I guess I should clarify that statement. I quit a church, not the church. But all the same, I found my
neighbors and a whole lot more when I did.

My wife and I had served for over eleven years as children and assistant pastors in a
nondenominational church. But as the years went by the demands and control of the overseers of our
fellowship increased exponentially. They had adopted the same attitudes which plague many leaders
and many churches in the United States. Believing they were to be like the mega-churches and mega-
ministries, they pressured our ministry to be the best, grow the fastest and demand the most from our
congregants.

In the midst of this pressure in our church, our pastoral team began to make countermeasures to teach
our people a balanced rhythm of life, family and faith. But soon, those over us rejected our efforts in
favor of more works and demanded more time, all wrapped up in the guise of "ministry" and "spiritual
development."

The congregation felt the pressure to be at this activity, this prayer meeting, that class. It was at the
height of this, we quit. It had became no longer spiritually or emotionally healthy for my wife, myself
and my young daughter. Years of “doing” church, running ministries and constantly having to be at
church almost every evening had weighed such a toll on us. We walked away.

Not a popular thing to do, let me tell you.


For the next few weeks, both of us not working and broken by the responses of those we'd ministered
to and with for so many years, we began to sit on our porch each evening, numbly watching our
neighbors come and go. We knew these neighbors, at least by name, but we hadn't ever had the time to
get to know them more than the appropriate 'hello' and 'how about this weather?'

Years of doing Christian ministry had kept us from being Christian neighbors. But now, we began to
meet them.

Over the next few months, as I found a new job and we attended a new church that we had no
responsibilities for, we began to look forward to spending time with these new friends- friends who had
been living beside us all along. One married couple invited us to have a picnic with them in their front
yard. Another couple asked my wife, who was now unemployed, to be their babysitter when they
adopted their first child. (Soon she would get other offers, and now I have nicknamed her "the
neighborhood nanny.") Another family gave to us financially when they found out that we were
without an income, having left both of our jobs at the church.

Now these neighbors are becoming dear friends as our lives and homes are being melded together. The
love of God is being shared as we lay down the false boundaries of titles and ministries and learned the
first step of the Christian life all over again...friendship to our neighbors.

It's been three and a half years and we are in the process of planting our own church now. But the
lessons of the last few years are not being lost.

Never will we demand so much of the people of our church that they cannot befriend those around
them.
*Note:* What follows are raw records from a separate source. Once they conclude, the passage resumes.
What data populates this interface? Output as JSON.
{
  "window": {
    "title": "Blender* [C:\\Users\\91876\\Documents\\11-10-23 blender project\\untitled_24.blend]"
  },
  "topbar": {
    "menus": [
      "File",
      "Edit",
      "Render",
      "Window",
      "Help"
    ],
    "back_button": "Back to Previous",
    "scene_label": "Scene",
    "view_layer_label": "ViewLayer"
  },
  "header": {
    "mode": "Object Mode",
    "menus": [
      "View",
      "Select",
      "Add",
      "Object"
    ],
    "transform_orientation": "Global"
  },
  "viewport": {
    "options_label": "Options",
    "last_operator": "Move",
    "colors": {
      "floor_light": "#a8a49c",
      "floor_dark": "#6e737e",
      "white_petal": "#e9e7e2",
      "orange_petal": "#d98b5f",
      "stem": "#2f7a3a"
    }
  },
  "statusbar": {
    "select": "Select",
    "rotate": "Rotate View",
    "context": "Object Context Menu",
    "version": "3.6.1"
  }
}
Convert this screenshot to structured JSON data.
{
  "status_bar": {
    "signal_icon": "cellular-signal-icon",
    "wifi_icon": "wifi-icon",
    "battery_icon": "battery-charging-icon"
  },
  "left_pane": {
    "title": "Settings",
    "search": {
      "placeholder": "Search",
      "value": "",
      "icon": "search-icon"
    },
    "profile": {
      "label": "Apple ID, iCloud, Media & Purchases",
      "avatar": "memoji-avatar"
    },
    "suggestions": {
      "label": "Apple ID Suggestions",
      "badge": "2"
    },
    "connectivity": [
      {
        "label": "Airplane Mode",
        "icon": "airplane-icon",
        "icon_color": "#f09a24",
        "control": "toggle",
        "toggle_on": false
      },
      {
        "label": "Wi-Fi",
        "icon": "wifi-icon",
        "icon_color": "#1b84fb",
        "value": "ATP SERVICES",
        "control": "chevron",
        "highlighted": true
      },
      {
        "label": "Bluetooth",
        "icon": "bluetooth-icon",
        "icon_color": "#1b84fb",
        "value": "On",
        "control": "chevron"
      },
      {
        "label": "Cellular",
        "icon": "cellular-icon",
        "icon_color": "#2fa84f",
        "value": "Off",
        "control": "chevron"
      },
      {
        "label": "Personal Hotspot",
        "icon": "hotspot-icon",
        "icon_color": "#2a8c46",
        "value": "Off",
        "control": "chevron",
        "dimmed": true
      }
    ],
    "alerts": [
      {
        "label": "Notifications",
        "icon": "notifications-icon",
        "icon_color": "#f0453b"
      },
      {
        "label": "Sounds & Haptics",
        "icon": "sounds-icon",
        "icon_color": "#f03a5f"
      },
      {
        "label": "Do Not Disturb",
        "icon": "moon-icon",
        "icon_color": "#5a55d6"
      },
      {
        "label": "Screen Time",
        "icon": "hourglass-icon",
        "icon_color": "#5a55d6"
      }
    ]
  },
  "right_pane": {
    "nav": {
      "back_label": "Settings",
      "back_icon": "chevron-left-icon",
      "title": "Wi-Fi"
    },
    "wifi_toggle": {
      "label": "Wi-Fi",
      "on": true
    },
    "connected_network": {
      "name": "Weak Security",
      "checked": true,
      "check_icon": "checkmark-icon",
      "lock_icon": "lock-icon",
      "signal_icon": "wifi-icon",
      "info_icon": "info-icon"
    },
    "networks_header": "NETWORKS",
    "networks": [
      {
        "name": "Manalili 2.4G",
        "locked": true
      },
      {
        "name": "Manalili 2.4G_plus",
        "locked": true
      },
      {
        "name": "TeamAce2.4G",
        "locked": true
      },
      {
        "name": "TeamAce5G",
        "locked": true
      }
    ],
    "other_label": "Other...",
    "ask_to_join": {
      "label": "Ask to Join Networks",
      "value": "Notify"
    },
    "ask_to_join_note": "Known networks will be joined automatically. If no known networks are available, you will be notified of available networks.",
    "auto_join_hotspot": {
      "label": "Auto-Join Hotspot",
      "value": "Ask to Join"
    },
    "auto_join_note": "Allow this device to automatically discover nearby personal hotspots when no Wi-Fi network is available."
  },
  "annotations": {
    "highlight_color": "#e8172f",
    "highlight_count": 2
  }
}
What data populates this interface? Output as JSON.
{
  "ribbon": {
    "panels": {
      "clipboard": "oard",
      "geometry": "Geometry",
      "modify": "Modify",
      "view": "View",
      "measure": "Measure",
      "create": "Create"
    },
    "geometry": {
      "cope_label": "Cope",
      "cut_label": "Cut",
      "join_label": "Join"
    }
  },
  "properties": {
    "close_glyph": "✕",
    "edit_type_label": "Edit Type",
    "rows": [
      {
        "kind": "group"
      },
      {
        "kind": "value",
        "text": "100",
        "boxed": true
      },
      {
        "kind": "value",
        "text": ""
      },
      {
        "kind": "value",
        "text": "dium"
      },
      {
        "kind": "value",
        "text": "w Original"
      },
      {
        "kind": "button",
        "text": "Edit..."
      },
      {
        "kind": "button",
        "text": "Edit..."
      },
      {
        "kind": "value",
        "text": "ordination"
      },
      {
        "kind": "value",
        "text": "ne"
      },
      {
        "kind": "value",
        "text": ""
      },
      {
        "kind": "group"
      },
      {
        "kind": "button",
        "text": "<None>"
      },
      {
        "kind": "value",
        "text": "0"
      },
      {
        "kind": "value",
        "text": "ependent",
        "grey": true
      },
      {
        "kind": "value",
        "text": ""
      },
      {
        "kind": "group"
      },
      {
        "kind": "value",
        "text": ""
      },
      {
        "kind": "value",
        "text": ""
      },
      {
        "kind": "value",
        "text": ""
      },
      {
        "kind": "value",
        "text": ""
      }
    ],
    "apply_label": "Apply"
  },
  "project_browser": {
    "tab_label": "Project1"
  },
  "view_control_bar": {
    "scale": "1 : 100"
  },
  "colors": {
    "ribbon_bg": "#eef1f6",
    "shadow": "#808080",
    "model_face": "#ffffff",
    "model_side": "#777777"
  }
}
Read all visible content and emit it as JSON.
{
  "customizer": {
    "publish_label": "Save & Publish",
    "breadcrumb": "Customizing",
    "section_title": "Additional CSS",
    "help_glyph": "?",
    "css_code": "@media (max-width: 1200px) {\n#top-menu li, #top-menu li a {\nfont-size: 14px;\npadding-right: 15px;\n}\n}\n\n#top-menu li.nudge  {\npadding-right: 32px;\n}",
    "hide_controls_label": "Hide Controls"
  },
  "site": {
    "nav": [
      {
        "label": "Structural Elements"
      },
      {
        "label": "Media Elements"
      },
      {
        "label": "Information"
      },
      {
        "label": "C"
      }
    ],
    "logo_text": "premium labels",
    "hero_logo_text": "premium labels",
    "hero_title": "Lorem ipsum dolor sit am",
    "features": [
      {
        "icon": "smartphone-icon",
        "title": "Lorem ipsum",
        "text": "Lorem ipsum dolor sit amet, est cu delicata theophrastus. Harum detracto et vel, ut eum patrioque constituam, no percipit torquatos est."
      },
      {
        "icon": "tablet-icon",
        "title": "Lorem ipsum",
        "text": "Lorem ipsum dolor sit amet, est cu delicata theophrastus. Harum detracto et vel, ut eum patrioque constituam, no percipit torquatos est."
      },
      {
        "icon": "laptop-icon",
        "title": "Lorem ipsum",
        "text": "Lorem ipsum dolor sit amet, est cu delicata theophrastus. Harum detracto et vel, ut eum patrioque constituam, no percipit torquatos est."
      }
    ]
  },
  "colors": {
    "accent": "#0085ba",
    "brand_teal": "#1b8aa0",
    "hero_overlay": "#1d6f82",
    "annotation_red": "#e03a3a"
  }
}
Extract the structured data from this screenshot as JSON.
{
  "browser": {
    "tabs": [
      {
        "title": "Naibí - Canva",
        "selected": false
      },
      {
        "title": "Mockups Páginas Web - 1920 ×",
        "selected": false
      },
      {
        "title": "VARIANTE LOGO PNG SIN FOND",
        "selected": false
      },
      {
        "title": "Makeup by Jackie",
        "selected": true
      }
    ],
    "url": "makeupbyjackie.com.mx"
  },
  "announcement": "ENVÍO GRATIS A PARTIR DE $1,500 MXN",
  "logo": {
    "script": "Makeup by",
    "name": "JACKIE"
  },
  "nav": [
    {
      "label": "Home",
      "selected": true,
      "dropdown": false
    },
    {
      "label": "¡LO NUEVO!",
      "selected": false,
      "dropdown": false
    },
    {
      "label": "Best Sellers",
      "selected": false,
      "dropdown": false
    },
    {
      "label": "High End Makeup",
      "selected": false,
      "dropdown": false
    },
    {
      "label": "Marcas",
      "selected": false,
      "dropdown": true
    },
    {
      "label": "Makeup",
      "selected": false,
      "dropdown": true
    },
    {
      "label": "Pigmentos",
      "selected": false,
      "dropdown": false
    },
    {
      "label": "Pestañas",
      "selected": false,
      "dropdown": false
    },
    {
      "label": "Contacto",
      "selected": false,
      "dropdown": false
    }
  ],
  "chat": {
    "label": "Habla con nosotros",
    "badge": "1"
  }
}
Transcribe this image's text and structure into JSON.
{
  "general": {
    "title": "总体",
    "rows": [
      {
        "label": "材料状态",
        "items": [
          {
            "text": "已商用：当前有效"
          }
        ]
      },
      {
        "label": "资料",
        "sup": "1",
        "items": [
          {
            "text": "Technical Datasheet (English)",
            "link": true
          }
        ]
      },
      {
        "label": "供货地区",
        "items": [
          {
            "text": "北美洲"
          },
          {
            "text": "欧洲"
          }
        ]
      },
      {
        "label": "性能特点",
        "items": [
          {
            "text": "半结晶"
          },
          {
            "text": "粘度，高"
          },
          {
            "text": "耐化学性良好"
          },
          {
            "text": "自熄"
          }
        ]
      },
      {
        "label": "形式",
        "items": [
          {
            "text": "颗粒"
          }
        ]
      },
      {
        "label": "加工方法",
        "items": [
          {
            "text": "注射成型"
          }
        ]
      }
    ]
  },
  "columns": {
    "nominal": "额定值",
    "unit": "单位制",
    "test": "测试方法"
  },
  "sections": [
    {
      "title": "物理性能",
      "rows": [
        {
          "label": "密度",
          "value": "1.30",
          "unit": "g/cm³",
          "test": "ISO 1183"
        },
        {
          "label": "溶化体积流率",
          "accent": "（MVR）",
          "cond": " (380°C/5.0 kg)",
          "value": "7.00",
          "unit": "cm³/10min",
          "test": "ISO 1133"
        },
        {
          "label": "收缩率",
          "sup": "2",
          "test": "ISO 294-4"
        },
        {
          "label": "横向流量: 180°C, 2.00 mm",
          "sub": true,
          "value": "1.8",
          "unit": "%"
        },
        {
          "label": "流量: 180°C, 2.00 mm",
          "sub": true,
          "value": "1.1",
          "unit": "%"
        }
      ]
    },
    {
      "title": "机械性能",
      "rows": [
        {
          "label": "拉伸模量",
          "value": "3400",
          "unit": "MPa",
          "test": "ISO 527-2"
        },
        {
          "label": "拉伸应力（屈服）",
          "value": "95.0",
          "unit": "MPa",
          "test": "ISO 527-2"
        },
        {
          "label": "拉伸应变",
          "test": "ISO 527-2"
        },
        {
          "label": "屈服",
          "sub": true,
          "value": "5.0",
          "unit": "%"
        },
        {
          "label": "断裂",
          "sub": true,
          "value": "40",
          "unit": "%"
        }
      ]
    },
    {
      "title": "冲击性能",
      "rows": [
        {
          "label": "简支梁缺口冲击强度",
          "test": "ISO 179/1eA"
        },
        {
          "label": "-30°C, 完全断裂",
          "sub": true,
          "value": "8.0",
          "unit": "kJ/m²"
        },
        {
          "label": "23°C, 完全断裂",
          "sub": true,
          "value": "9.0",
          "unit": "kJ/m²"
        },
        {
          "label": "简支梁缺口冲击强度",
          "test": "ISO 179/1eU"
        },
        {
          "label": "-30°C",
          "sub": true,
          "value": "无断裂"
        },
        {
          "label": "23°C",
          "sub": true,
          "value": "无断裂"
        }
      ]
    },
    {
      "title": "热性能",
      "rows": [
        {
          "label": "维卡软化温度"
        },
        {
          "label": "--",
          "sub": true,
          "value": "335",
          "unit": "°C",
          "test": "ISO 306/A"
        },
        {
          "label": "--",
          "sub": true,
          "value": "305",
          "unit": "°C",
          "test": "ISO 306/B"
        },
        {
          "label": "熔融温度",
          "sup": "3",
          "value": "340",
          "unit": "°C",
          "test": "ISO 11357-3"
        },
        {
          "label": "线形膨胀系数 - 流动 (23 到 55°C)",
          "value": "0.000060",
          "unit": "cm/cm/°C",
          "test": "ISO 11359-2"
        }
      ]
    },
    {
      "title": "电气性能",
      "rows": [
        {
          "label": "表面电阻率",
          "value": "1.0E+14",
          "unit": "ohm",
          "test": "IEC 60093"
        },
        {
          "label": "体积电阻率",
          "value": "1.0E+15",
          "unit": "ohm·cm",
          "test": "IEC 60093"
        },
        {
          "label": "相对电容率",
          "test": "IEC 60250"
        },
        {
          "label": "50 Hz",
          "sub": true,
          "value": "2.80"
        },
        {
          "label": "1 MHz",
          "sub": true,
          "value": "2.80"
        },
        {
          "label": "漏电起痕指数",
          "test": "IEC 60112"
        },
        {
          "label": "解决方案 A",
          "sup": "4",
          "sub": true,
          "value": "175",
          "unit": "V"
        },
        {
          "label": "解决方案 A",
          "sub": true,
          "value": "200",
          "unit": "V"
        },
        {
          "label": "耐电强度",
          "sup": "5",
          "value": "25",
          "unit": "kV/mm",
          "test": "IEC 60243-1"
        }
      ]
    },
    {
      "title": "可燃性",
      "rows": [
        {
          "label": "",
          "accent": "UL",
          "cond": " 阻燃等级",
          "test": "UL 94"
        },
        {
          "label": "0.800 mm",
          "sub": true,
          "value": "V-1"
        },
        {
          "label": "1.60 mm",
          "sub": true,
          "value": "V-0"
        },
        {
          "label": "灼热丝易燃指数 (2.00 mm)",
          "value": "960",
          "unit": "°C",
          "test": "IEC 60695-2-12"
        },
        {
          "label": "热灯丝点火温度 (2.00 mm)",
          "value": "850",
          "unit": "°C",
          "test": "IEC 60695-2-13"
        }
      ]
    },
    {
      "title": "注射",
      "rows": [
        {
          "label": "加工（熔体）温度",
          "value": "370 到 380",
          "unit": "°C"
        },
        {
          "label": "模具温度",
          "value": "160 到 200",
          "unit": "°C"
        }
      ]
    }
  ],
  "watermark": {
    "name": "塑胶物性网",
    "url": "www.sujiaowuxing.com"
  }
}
Paul asked the question: "How shall people know unless they are told?" I ask you, "How will
they be told, if those who do know are too busy in the church trying to keep the program going, that
they can't spend time outside the church with those who don't know?"

May our churches and ministries remember as they plan their activities, classes, and such that we will
never reach the world from sitting inside our four walls, but by enabling those who do frequent our
churches to perform the gospel right where they live, work and play. Let us be mature and release
believers to live the message of freedom, love and grace.